New records will be posted at the end of a file, and will only increase the file by the number of blocks in the transactions posted at write time. Updated records are modified in place unless they have grown too big to be in place. If you are updated mutiple tables on each transaction, a 64kb stripe size or lower is probably going to be best as block sizes are just 8kb. How much data does your average transaction write? How many xacts per second, this will help determine how many writes your cache will queue up before it flushes, and therefore what the optimal stripe size will be. Of course, the fastest and most accurate way is probably just to try different settings and see how it works. Alas some controllers seem to handle some stripe sizes more effeciently in defiance of any logic.
Work out how big your xacts are, how many xacts/second you can post, and you will figure out how fast WAL will be writting. Allocate enough disk for peak load plus planned expansion on WAL and then put the rest to tablespace. You may well find that a single RAID 1 is enough for WAL (if you acheive theoretical performance levels, which it's clear your controller isn't).
For example, you bonnie++ benchmark shows 538 seeks/second. If on each seek one writes 8k of data (one block) then your total throughput to disk is 538*8k=4304k which is just 4MB/second actual throughput for WAL, which is about what I estimated in my calculations earlier. A single RAID 1 will easily suffice to handle WAL for this kind of OLTP xact rate. Even if you write a full stripe on every pass at 64kb, thats still only 538*64k = 34432k or around 34Meg, still within the capability of a correctly running RAID 1, and even with your low bonnie scores, within the capability of your 4 disk RAID 10.

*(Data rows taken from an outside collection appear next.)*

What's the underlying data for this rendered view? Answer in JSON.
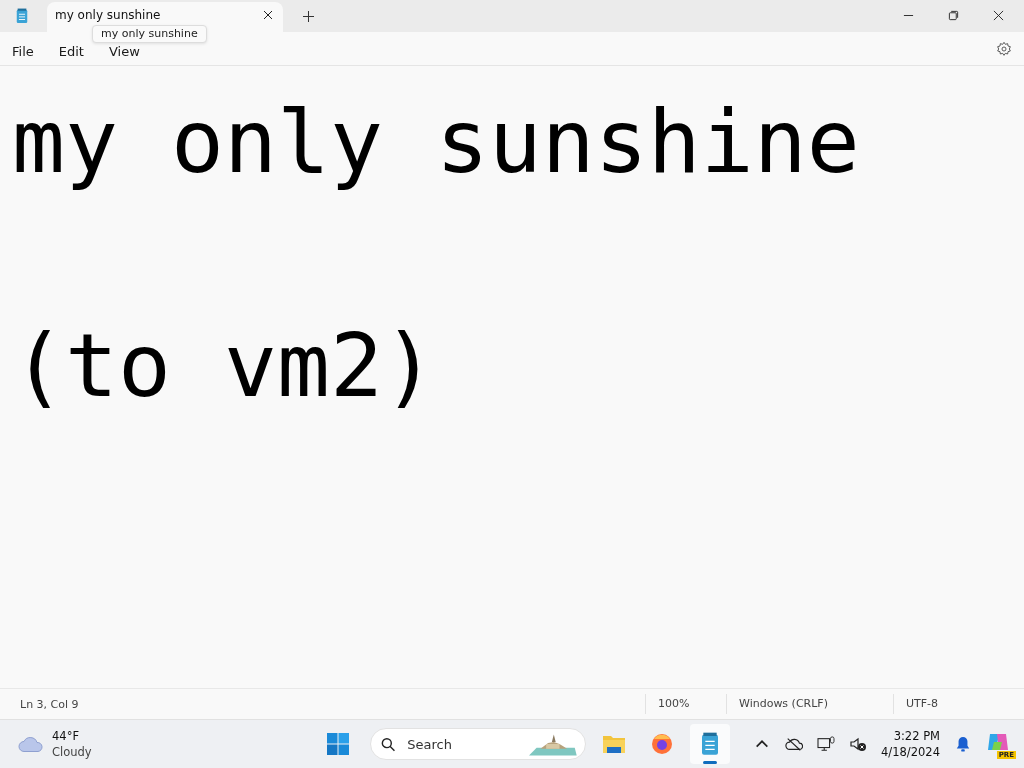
{
  "tabs": [
    {
      "label": "my only sunshine",
      "selected": true
    }
  ],
  "tooltip": "my only sunshine",
  "menu": [
    "File",
    "Edit",
    "View"
  ],
  "editor": {
    "lines": [
      "my only sunshine",
      "(to vm2)"
    ]
  },
  "status_bar": {
    "position": "Ln 3, Col 9",
    "zoom": "100%",
    "line_ending": "Windows (CRLF)",
    "encoding": "UTF-8"
  },
  "taskbar": {
    "weather": {
      "temperature": "44°F",
      "condition": "Cloudy"
    },
    "search": {
      "placeholder": "Search"
    },
    "apps": [
      {
        "kind": "files",
        "selected": false
      },
      {
        "kind": "browser",
        "selected": false
      },
      {
        "kind": "notepad",
        "selected": true
      }
    ],
    "time": "3:22 PM",
    "date": "4/18/2024",
    "badge": "PRE"
  }
}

Remember when it comes to OLTP, massive serial throughput is not gonna help you, it's low seek times, which is why people still buy 15k RPM drives, and why you don't necessarily need a honking SAS/SATA controller which can harness the full 1066MB/sec of your PCI-X bus, or more for PCIe. Of course, once you have a bunch of OLTP data, people will innevitably want reports on that stuff, and what was mainly an OLTP database suddenly becomes a data warehouse in a matter of months, so don't neglect to consider that problem also.
Also more RAM on the RAID card will seriously help bolster your transaction rate, as your controller can queue up a whole bunch of table writes and burst them all at once in a single seek, which will increase your overall throughput by as much as an order of magnitude (and you would have to increase WAL accordingly therefore).
But finally - if your card/cab isn't performing RMA it. Send the damn thing back and get something that actualy can do what it should. Don't tolerate manufacturers BS!!